The standoff that has raged since the evening of the last referendum between the old progressive ideals and the new conservative forces does indeed exist, despite the confusion that persists on this subject, cleverly maintained by the far-fetched notion that the Legault government is ” neither to the left nor to the right”, but in “straight line” with the Quiet Revolution.
The decisive moment in this battle took place from 2006 to 2007 during the crisis of reasonable accommodation.
The new identity movement was born at that time, first in the mouth of Mario Dumont, seeking to make political capital, and then, surprise, in the mouth of Pauline Marois, inspired by Jacques Beauchemin.

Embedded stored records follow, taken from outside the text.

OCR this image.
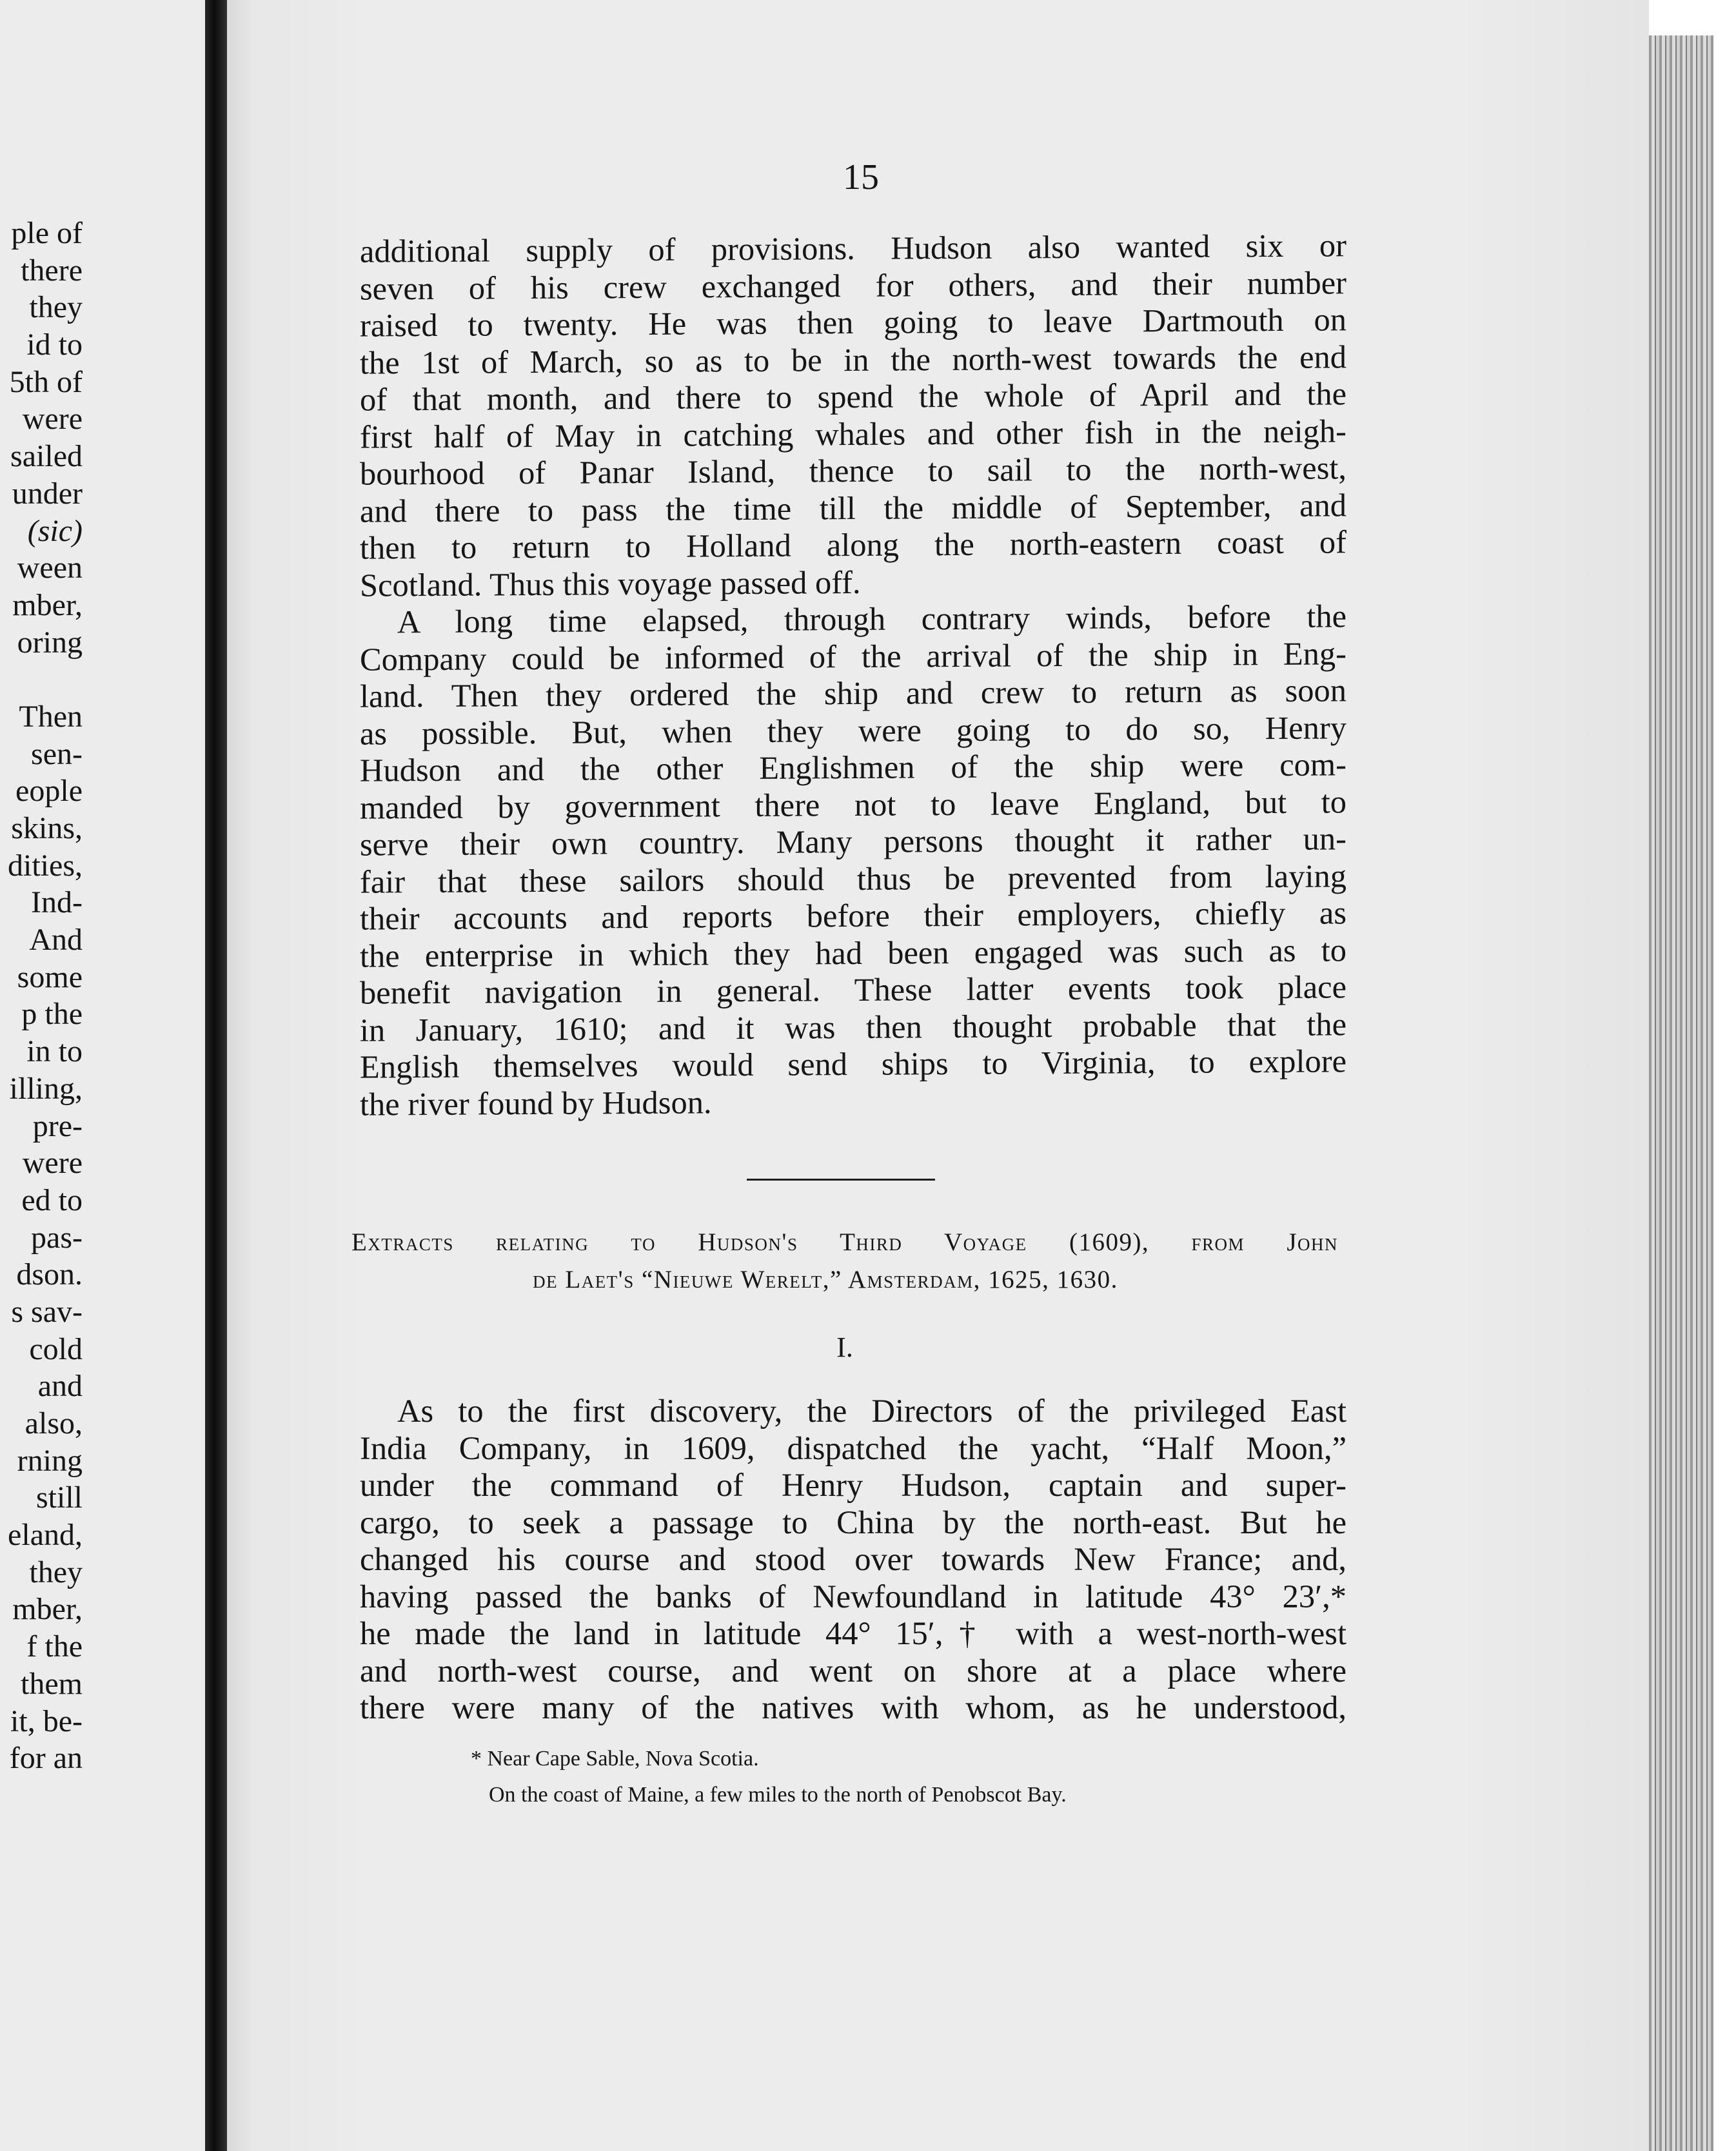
ple of
there
they
id to
5th of
were
sailed
under
(sic)
ween
mber,
oring
Then
sen-
eople
skins,
dities,
Ind-
And
some
p the
in to
illing,
pre-
were
ed to
pas-
dson.
s sav-
cold
and
also,
rning
still
eland,
they
mber,
f the
them
it, be-
for an
15
additional supply of provisions. Hudson also wanted six or
seven of his crew exchanged for others, and their number
raised to twenty. He was then going to leave Dartmouth on
the 1st of March, so as to be in the north-west towards the end
of that month, and there to spend the whole of April and the
first half of May in catching whales and other fish in the neigh-
bourhood of Panar Island, thence to sail to the north-west,
and there to pass the time till the middle of September, and
then to return to Holland along the north-eastern coast of
Scotland. Thus this voyage passed off.
A long time elapsed, through contrary winds, before the
Company could be informed of the arrival of the ship in Eng-
land. Then they ordered the ship and crew to return as soon
as possible. But, when they were going to do so, Henry
Hudson and the other Englishmen of the ship were com-
manded by government there not to leave England, but to
serve their own country. Many persons thought it rather un-
fair that these sailors should thus be prevented from laying
their accounts and reports before their employers, chiefly as
the enterprise in which they had been engaged was such as to
benefit navigation in general. These latter events took place
in January, 1610; and it was then thought probable that the
English themselves would send ships to Virginia, to explore
the river found by Hudson.
Extracts relating to Hudson's Third Voyage (1609), from John
de Laet's “Nieuwe Werelt,” Amsterdam, 1625, 1630.
I.
As to the first discovery, the Directors of the privileged East
India Company, in 1609, dispatched the yacht, “Half Moon,”
under the command of Henry Hudson, captain and super-
cargo, to seek a passage to China by the north-east. But he
changed his course and stood over towards New France; and,
having passed the banks of Newfoundland in latitude 43° 23′,*
he made the land in latitude 44° 15′,† with a west-north-west
and north-west course, and went on shore at a place where
there were many of the natives with whom, as he understood,
* Near Cape Sable, Nova Scotia.
On the coast of Maine, a few miles to the north of Penobscot Bay.
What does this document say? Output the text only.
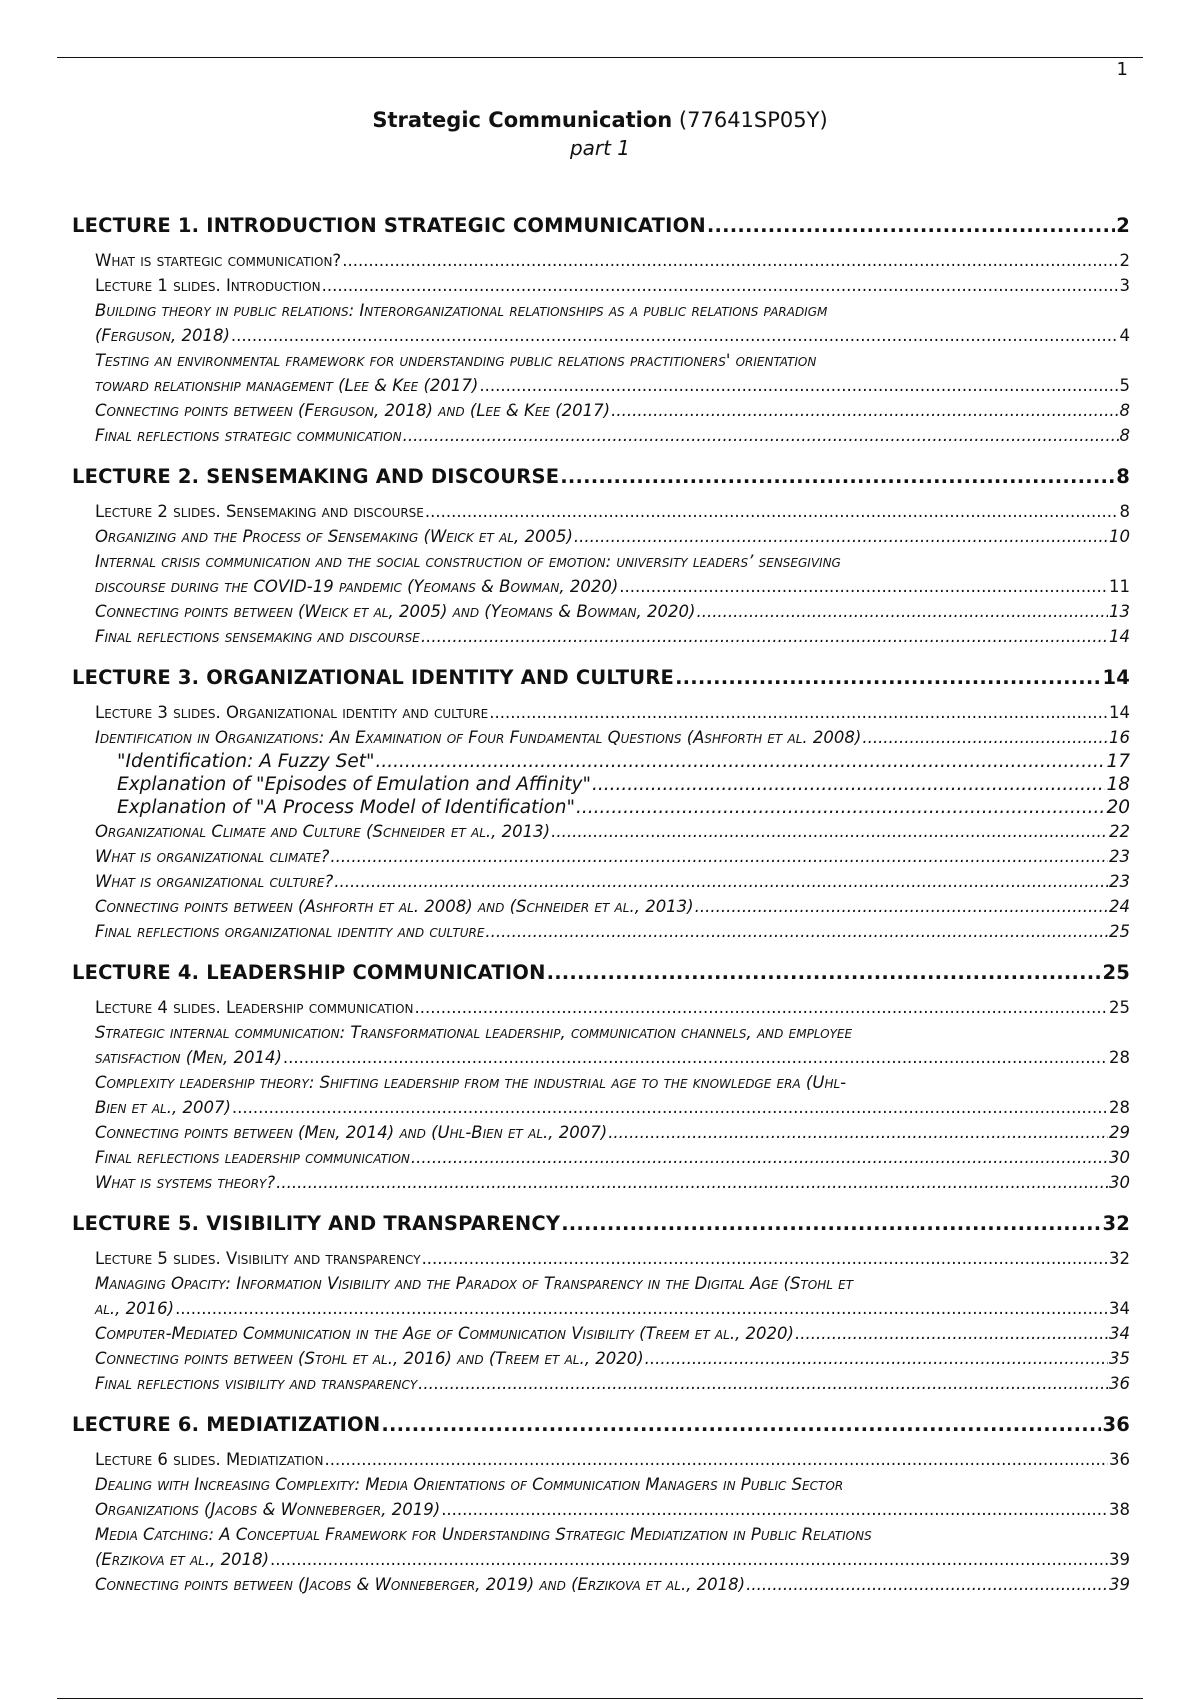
1
Strategic Communication (77641SP05Y)
part 1
LECTURE 1. INTRODUCTION STRATEGIC COMMUNICATION .....	2
What is startegic communication? .....	2
Lecture 1 slides. Introduction .....	3
Building theory in public relations: Interorganizational relationships as a public relations paradigm
(Ferguson, 2018) .....	4
Testing an environmental framework for understanding public relations practitioners' orientation
toward relationship management (Lee & Kee (2017) .....	5
Connecting points between (Ferguson, 2018) and (Lee & Kee (2017) .....	8
Final reflections strategic communication .....	8
LECTURE 2. SENSEMAKING AND DISCOURSE .....	8
Lecture 2 slides. Sensemaking and discourse .....	8
Organizing and the Process of Sensemaking (Weick et al, 2005) .....	10
Internal crisis communication and the social construction of emotion: university leaders’ sensegiving
discourse during the COVID-19 pandemic (Yeomans & Bowman, 2020) .....	11
Connecting points between (Weick et al, 2005) and (Yeomans & Bowman, 2020) .....	13
Final reflections sensemaking and discourse .....	14
LECTURE 3. ORGANIZATIONAL IDENTITY AND CULTURE .....	14
Lecture 3 slides. Organizational identity and culture .....	14
Identification in Organizations: An Examination of Four Fundamental Questions (Ashforth et al. 2008) .....	16
"Identification: A Fuzzy Set" .....	17
Explanation of "Episodes of Emulation and Affinity" .....	18
Explanation of "A Process Model of Identification" .....	20
Organizational Climate and Culture (Schneider et al., 2013) .....	22
What is organizational climate? .....	23
What is organizational culture? .....	23
Connecting points between (Ashforth et al. 2008) and (Schneider et al., 2013) .....	24
Final reflections organizational identity and culture .....	25
LECTURE 4. LEADERSHIP COMMUNICATION .....	25
Lecture 4 slides. Leadership communication .....	25
Strategic internal communication: Transformational leadership, communication channels, and employee
satisfaction (Men, 2014) .....	28
Complexity leadership theory: Shifting leadership from the industrial age to the knowledge era (Uhl-
Bien et al., 2007) .....	28
Connecting points between (Men, 2014) and (Uhl-Bien et al., 2007) .....	29
Final reflections leadership communication .....	30
What is systems theory? .....	30
LECTURE 5. VISIBILITY AND TRANSPARENCY .....	32
Lecture 5 slides. Visibility and transparency .....	32
Managing Opacity: Information Visibility and the Paradox of Transparency in the Digital Age (Stohl et
al., 2016) .....	34
Computer-Mediated Communication in the Age of Communication Visibility (Treem et al., 2020) .....	34
Connecting points between (Stohl et al., 2016) and (Treem et al., 2020) .....	35
Final reflections visibility and transparency .....	36
LECTURE 6. MEDIATIZATION .....	36
Lecture 6 slides. Mediatization .....	36
Dealing with Increasing Complexity: Media Orientations of Communication Managers in Public Sector
Organizations (Jacobs & Wonneberger, 2019) .....	38
Media Catching: A Conceptual Framework for Understanding Strategic Mediatization in Public Relations
(Erzikova et al., 2018) .....	39
Connecting points between (Jacobs & Wonneberger, 2019) and (Erzikova et al., 2018) .....	39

Choosing to polish the “we” at this precise moment, when tensions are at their maximum vis-à-vis religious minorities, not to mention the past charged with this term, choosing this word while believing that it can be used in a “inclusive” is, in my opinion, wishful thinking.
I know from having discussed it with many elected members of the PQ, that within the party we sincerely believed, by brandishing Quebec values, the values of “we”, we believed we were dealing a great blow for equality between men and women.
However, this toga effect has changed nothing in the situation of women, nothing in secularism either, while trampling on the pluralist values of the party and alienating young people, progressives and immigrants.
The adoption of a conservative nationalism within a party which had from the outset offered us something quite different has emptied it of its meaning, while allowing the rise of the CAQ which continues to feast on leftovers still hot from the PQ.
Can we really congratulate ourselves?